Yes, it's a skill worth having ... for advanced level divers. I don't think anyone's suggested otherwise. It is not, however, appropriate for basic entry-level dive training.

... Bob (Grateful Diver)
 
No Rot . . .it's about alternative viable options. Those who have the ability can do it. Those who cannot or are worried about liability become moderators or "legally gagged & handcuffed" PADI & other agency instructors who say it can't & shouldn't be done. . .

Kevin, I don't appreciate being addressed in this manner. It's unnecessary and playing the "only-a-good-for-nothing-moderator/instructor-would-disagree-with-me-card" just makes your look like an ass who has no idea how to debate a point.

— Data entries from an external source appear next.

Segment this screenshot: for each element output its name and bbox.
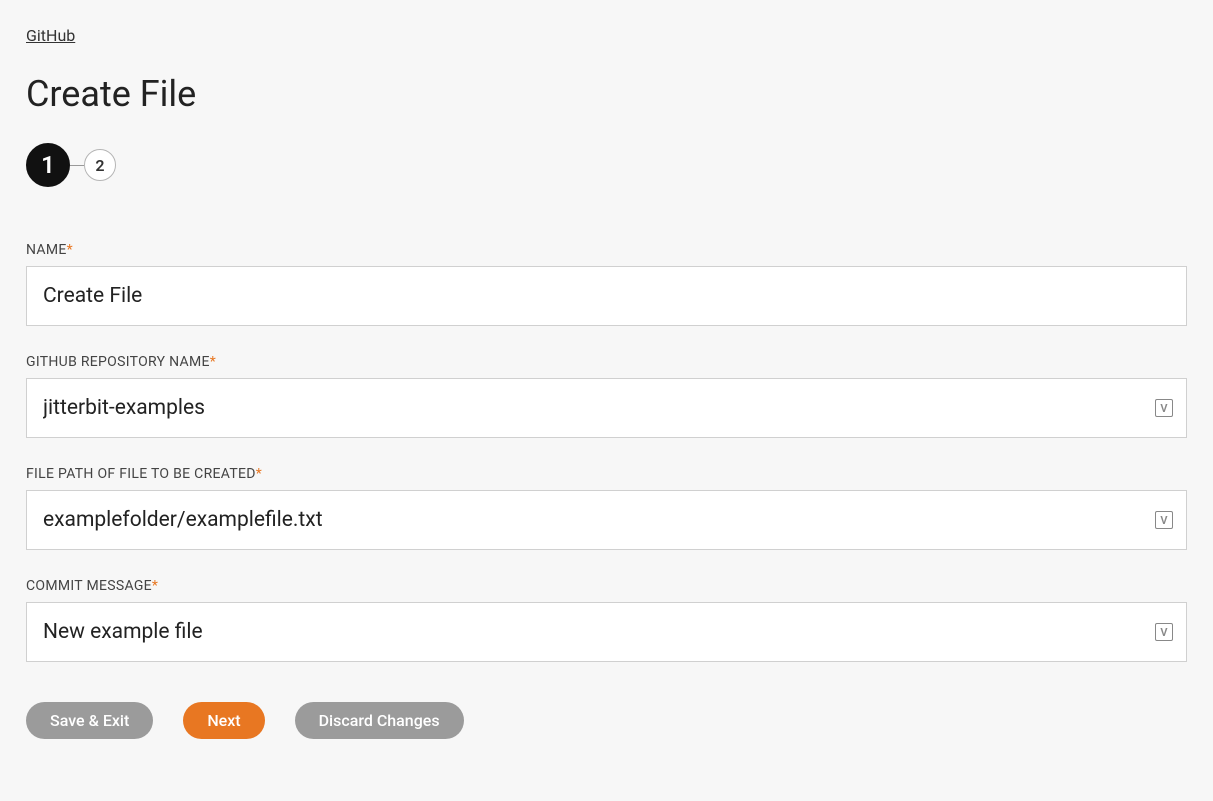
variable-icon[interactable]: V	[1155, 399, 1173, 417]
variable-icon[interactable]: V	[1155, 623, 1173, 641]
commit-label: COMMIT MESSAGE*	[26, 578, 1187, 594]
required-asterisk: *	[67, 242, 73, 258]
commit-input[interactable]	[26, 602, 1187, 662]
stepper: 1 2	[26, 143, 1187, 187]
filepath-input[interactable]	[26, 490, 1187, 550]
repo-label: GITHUB REPOSITORY NAME*	[26, 354, 1187, 370]
filepath-label: FILE PATH OF FILE TO BE CREATED*	[26, 466, 1187, 482]
save-exit-button[interactable]: Save & Exit	[26, 702, 153, 739]
repo-input[interactable]	[26, 378, 1187, 438]
required-asterisk: *	[152, 578, 158, 594]
page-title: Create File	[26, 73, 1187, 115]
discard-button[interactable]: Discard Changes	[295, 702, 464, 739]
name-input[interactable]	[26, 266, 1187, 326]
required-asterisk: *	[256, 466, 262, 482]
name-label: NAME*	[26, 242, 1187, 258]
step-connector	[70, 165, 84, 166]
step-1[interactable]: 1	[26, 143, 70, 187]
breadcrumb-github[interactable]: GitHub	[26, 26, 75, 45]
next-button[interactable]: Next	[183, 702, 264, 739]
required-asterisk: *	[210, 354, 216, 370]
variable-icon[interactable]: V	[1155, 511, 1173, 529]
step-2[interactable]: 2	[84, 149, 116, 181]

The point I, along with Bob and probably some others were trying to make--that you chose to ignore--is that for beginning divers, there are higher priorities and things they need to learn and master that are MUCH more important to their safety than this skill.

None of that has anything to do with being a moderator or your insinuation that if we disagree with you that we don't know what we're doing. It's about common sense.

R..
 
If I was beyond 70 feet or so….well actually at any depth I guess….., I would take off my bcd, put it between my legs with the tank valve in my hand and ascend. Never mind reaching behind my head to feather the valve. I want it in my face.
 
Hank, I'm right there with ya :)

101.jpg

I'm not an instructor and don't really worry about liability but I do have the advantage of being interested in the origins of diving and studying practices of the past as well as the modern era, so I have an understanding of what skills fit where.

In the past, at the most basic level, a diver had a foundation in skin diving techniques. This provided the diver with comfort floating, descending, and ascending and relating to the water column in three dimensions. "Swim down, swim around, swim up" (as Nemrod likes to say). That's why I can do what I am in the picture. I am just skin diving with a compressed air tank. The skills mastered were efficient movement, buoyancy control, safeguarding buddies and reading water conditions.

Basic diving takes those core skills and adds the use of compressed air to prolong the "swim around" portion. Some new skills and knowledge, mainly to do with using compressed gas, remaining buddies, monitoring time and depth etc... but still the same basic "swim down, swim around, swim up" paradigm exists. Any diver, may call any dive, at any time.

Sadly, modern instruction generally needs to instill both the skill sets of skin diving and basic diving into students, as many have no prior experience in the water. That is one reason why some students may become overloaded and not develop those skills adequately. It's not the instructors fault - they are really doing double duty with one course. Non divers should be coming to them with buoyancy skills, experience floating, diving down and ascending, experience with mask fins and snorkel and general confidence being in the water.

Advanced diving builds on those skills and adds the complication of advanced environmental conditions dictating delayed/difficult access to the surface (current, boat traffic, Kelp, depth, ice...). Gasses like EAN may be used but the diver still remains within NDL limits. New knowledge and skills acquisition and a new paradigm to observe. No longer can one count on an automatic direct ascent to the surface. Now we explore either stronger buddy skills, redundancy or both.

Technical diving takes those skills and adds the complication of an emphatic "no direct access to the surface" mindset (deco, cave, wreck). divers must learn to solve their problems at depth. Decompression theory is introduced. New knowledge and skills and there is a further move into the paradigm introduced at the advanced level.

When you can see the whole picture you can see why some strategies do not make sense at some points.